Topeka The family of slain abortion provider Dr. George Tiller announced Tuesday that Tiller’s women’s health clinic in Wichita would be shut down permanently.
The decision prompted calls by abortion rights advocates for someone “to pick up the torch” in providing reproductive health services.
“While many anti-choice organizations may claim this as a victory, no person’s death at the hands of an extremist should be considered as such,” said Marla Patrick, state coordinator for the Kansas National Organization for Women.
“Our dedication to safe and legal abortion services remains unwavering,” Patrick said.
Tiller, whose clinic provided late-term abortions, was fatally shot May 31 while serving as an usher at his Wichita church. Anti-abortionist Scott Roeder, 51, is being held in Sedgwick County on charges of first-degree murder and aggravated assault in Tiller’s death.
Gap in services
Planned Parenthood of Kansas and Mid-Missouri said the closure of Tiller’s Women’s Health Care Services “creates a significant gap in access for women and families in Kansas — no one is providing that service between Kansas City and Denver.”
In 2008, a total of 10,642 abortions were performed in Kansas; 323 were at 22 weeks or more gestation, according to state records.
Nancy Northup, president of the Center for Reproductive Rights, said the closing of Tiller’s clinic will be a problem for women.
“Persistent harassment including violence, threats and intimidation, and legal restrictions on abortion, deter new doctors from entering the field and force skilled physicians out.
“The Center for Reproductive Rights hopes that other doctors will be brave enough to come forward and continue Dr. Tiller’s critical work of providing services to women,” Northup said.
Continue the probes
In a statement, Kansans for Life, which opposes abortion rights, said of Tiller’s Women’s Health Services in Wichita, “This facility was on the verge of being closed by the Kansas State Board of Healing Arts, so it is especially tragic that Tiller was murdered.”

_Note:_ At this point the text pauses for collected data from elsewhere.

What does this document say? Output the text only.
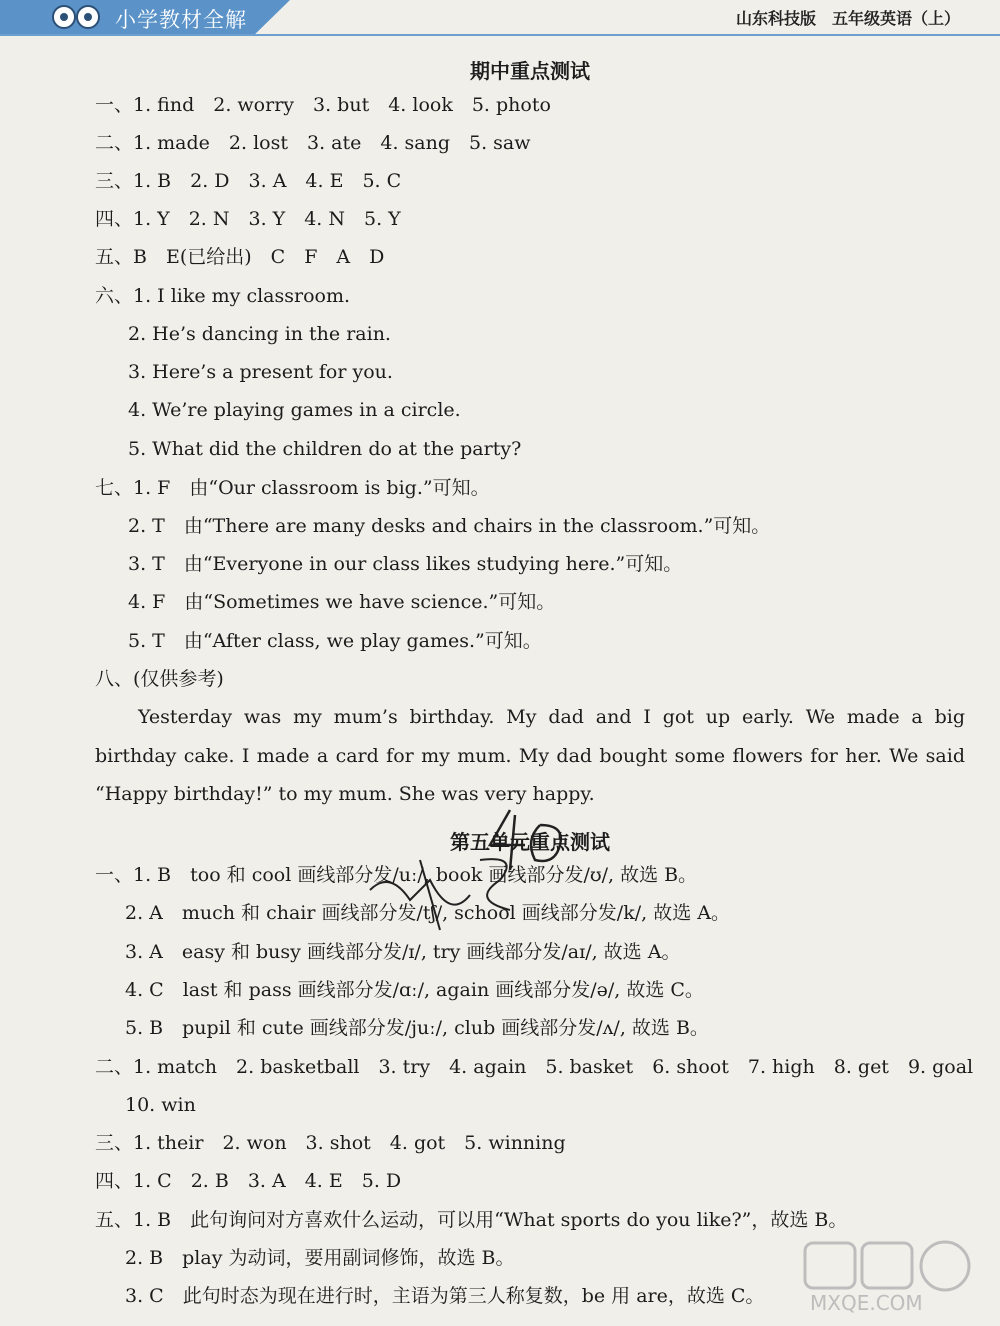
小学教材全解	山东科技版　五年级英语（上）
期中重点测试
一、1. find　2. worry　3. but　4. look　5. photo
二、1. made　2. lost　3. ate　4. sang　5. saw
三、1. B　2. D　3. A　4. E　5. C
四、1. Y　2. N　3. Y　4. N　5. Y
五、B　E(已给出)　C　F　A　D
六、1. I like my classroom.
2. He’s dancing in the rain.
3. Here’s a present for you.
4. We’re playing games in a circle.
5. What did the children do at the party?
七、1. F　由“Our classroom is big.”可知。
2. T　由“There are many desks and chairs in the classroom.”可知。
3. T　由“Everyone in our class likes studying here.”可知。
4. F　由“Sometimes we have science.”可知。
5. T　由“After class, we play games.”可知。
八、(仅供参考)
Yesterday was my mum’s birthday. My dad and I got up early. We made a big birthday cake. I made a card for my mum. My dad bought some flowers for her. We said “Happy birthday!” to my mum. She was very happy.
第五单元重点测试
一、1. B　too 和 cool 画线部分发/uː/, book 画线部分发/ʊ/, 故选 B。
2. A　much 和 chair 画线部分发/tʃ/, school 画线部分发/k/, 故选 A。
3. A　easy 和 busy 画线部分发/ɪ/, try 画线部分发/aɪ/, 故选 A。
4. C　last 和 pass 画线部分发/ɑː/, again 画线部分发/ə/, 故选 C。
5. B　pupil 和 cute 画线部分发/juː/, club 画线部分发/ʌ/, 故选 B。
二、1. match　2. basketball　3. try　4. again　5. basket　6. shoot　7. high　8. get　9. goal
10. win
三、1. their　2. won　3. shot　4. got　5. winning
四、1. C　2. B　3. A　4. E　5. D
五、1. B　此句询问对方喜欢什么运动，可以用“What sports do you like?”，故选 B。
2. B　play 为动词，要用副词修饰，故选 B。
3. C　此句时态为现在进行时，主语为第三人称复数，be 用 are，故选 C。 MXQE.COM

KFL was referring to allegations made in a disciplinary petition filed by a panel of the Healing Arts Board.
The allegations were that Tiller failed to get referrals for late-term abortions from an independent physician, as required by law. Tiller denied the allegations, and had been earlier cleared of similar charges by a Sedgwick County jury.
If the full Healing Arts board had agreed with the allegations against Tiller, his medical license could have been revoked or suspended, but a hearing on that case had not yet been scheduled when Tiller was slain.
Kristi Pankratz, a spokeswoman for the Healing Arts Board, said the agency will close the petition in the Tiller case.
“With the death of Dr. Tiller there is no action to go against his medical license,” she said.
The allegations before the Healing Arts Board involved 11 late-term abortions in 2003 to patients aged 10 through 18.
Kansans for Life called on the board to revoke the medical licenses of other doctors who worked at the clinic. But Pankratz said there were no disciplinary petitions filed against those physicians.